The 47-year-old Namron, whose real name is ­Shahili Abdan, says: “As an actor, I always want to use my talent to change society for the better. I am glad to say Redha is ­giving me the chance to do that.

“The movie not only entertains you but also creates awareness about autism. It tells you that no child should be discriminated against. All children deserve to be loved and cared for.”

Being a father of two young daughters helped him play Razlan more convincingly.

“I could relate to the emotions that Razlan is going through [as a father],” he adds.

The role also presented other ­challenges. Some of the major scenes in Redha take place on a beach in Terengganu’s Redang Island.

Because some scenes called for his character to swim, Namron had to take ­swimming lessons before ­shooting began.

The actor is also joined by his wife, June Lojong, in the film as his onscreen wife Alina.
Namron had to act out some ­tender scenes with June.

He recalls: “Initially, I felt awkward doing all the romantic scenes with my wife in front of the camera and the crew.”

With time, he learned to put aside his embarrassment, and enacted the romantic scenes with June professionally as an actor rather than as her husband.

Another key player in Redha is Nadiya Nisaa, 31, who plays Danial’s aunt Sasha.
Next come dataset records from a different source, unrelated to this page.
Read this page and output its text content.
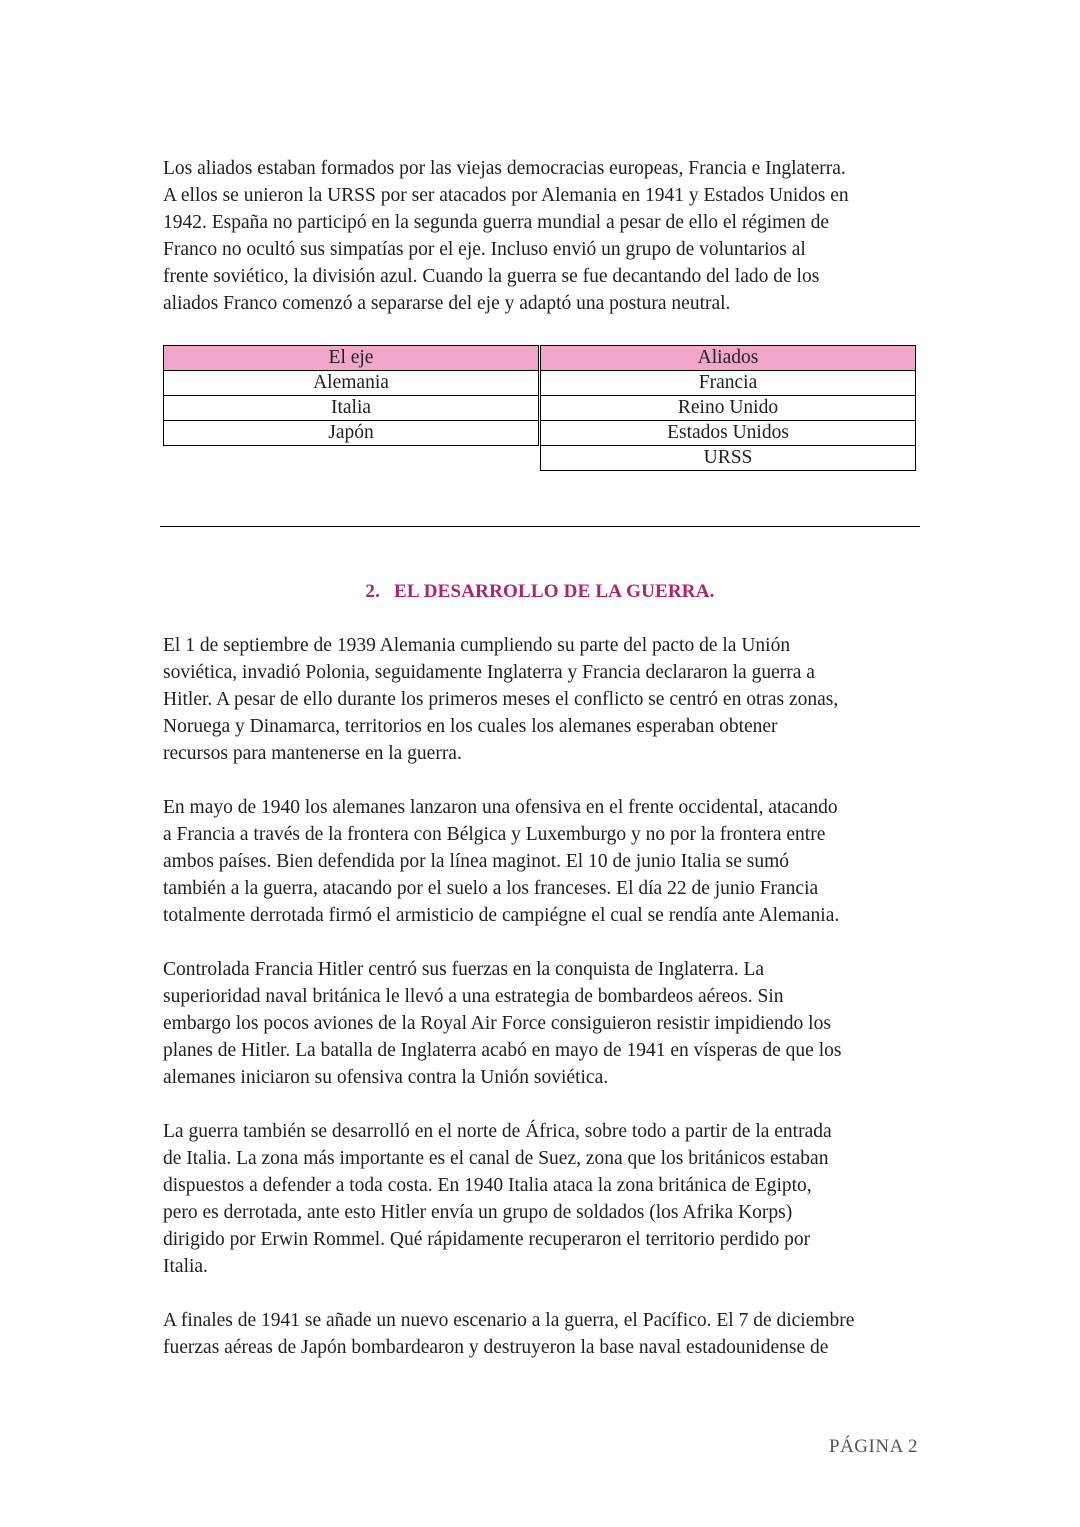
Los aliados estaban formados por las viejas democracias europeas, Francia e Inglaterra.
A ellos se unieron la URSS por ser atacados por Alemania en 1941 y Estados Unidos en
1942. España no participó en la segunda guerra mundial a pesar de ello el régimen de
Franco no ocultó sus simpatías por el eje. Incluso envió un grupo de voluntarios al
frente soviético, la división azul. Cuando la guerra se fue decantando del lado de los
aliados Franco comenzó a separarse del eje y adaptó una postura neutral.

El eje
Alemania
Italia
Japón
Aliados
Francia
Reino Unido
Estados Unidos
URSS
2. EL DESARROLLO DE LA GUERRA.

El 1 de septiembre de 1939 Alemania cumpliendo su parte del pacto de la Unión
soviética, invadió Polonia, seguidamente Inglaterra y Francia declararon la guerra a
Hitler. A pesar de ello durante los primeros meses el conflicto se centró en otras zonas,
Noruega y Dinamarca, territorios en los cuales los alemanes esperaban obtener
recursos para mantenerse en la guerra.

En mayo de 1940 los alemanes lanzaron una ofensiva en el frente occidental, atacando
a Francia a través de la frontera con Bélgica y Luxemburgo y no por la frontera entre
ambos países. Bien defendida por la línea maginot. El 10 de junio Italia se sumó
también a la guerra, atacando por el suelo a los franceses. El día 22 de junio Francia
totalmente derrotada firmó el armisticio de campiégne el cual se rendía ante Alemania.

Controlada Francia Hitler centró sus fuerzas en la conquista de Inglaterra. La
superioridad naval británica le llevó a una estrategia de bombardeos aéreos. Sin
embargo los pocos aviones de la Royal Air Force consiguieron resistir impidiendo los
planes de Hitler. La batalla de Inglaterra acabó en mayo de 1941 en vísperas de que los
alemanes iniciaron su ofensiva contra la Unión soviética.

La guerra también se desarrolló en el norte de África, sobre todo a partir de la entrada
de Italia. La zona más importante es el canal de Suez, zona que los británicos estaban
dispuestos a defender a toda costa. En 1940 Italia ataca la zona británica de Egipto,
pero es derrotada, ante esto Hitler envía un grupo de soldados (los Afrika Korps)
dirigido por Erwin Rommel. Qué rápidamente recuperaron el territorio perdido por
Italia.

A finales de 1941 se añade un nuevo escenario a la guerra, el Pacífico. El 7 de diciembre
fuerzas aéreas de Japón bombardearon y destruyeron la base naval estadounidense de

PÁGINA 2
She is one of the few people who loves and cares for Danial without any prejudice.

Nadiya is impressed with the amount of research Mona has done on autism before ­the start of the shoot.
“She is passionate about this subject and if you watch the film, you can see her sincerity shine through,” says Nadiya, herself a mother of a five-year-old son, and who is also expecting her second child.

“Before shooting the film, I had zero knowledge of autism. Now, it is a totally different story. I am sure the audience will go through the same emotions that I am ­going through.”

Mona also made ­arrangement for Nadiya to meet with several parents with autistic children, which helped her get into the character of Sasha.

“I really admire these parents,” she says. “It takes so much grace and patience to love their kids.”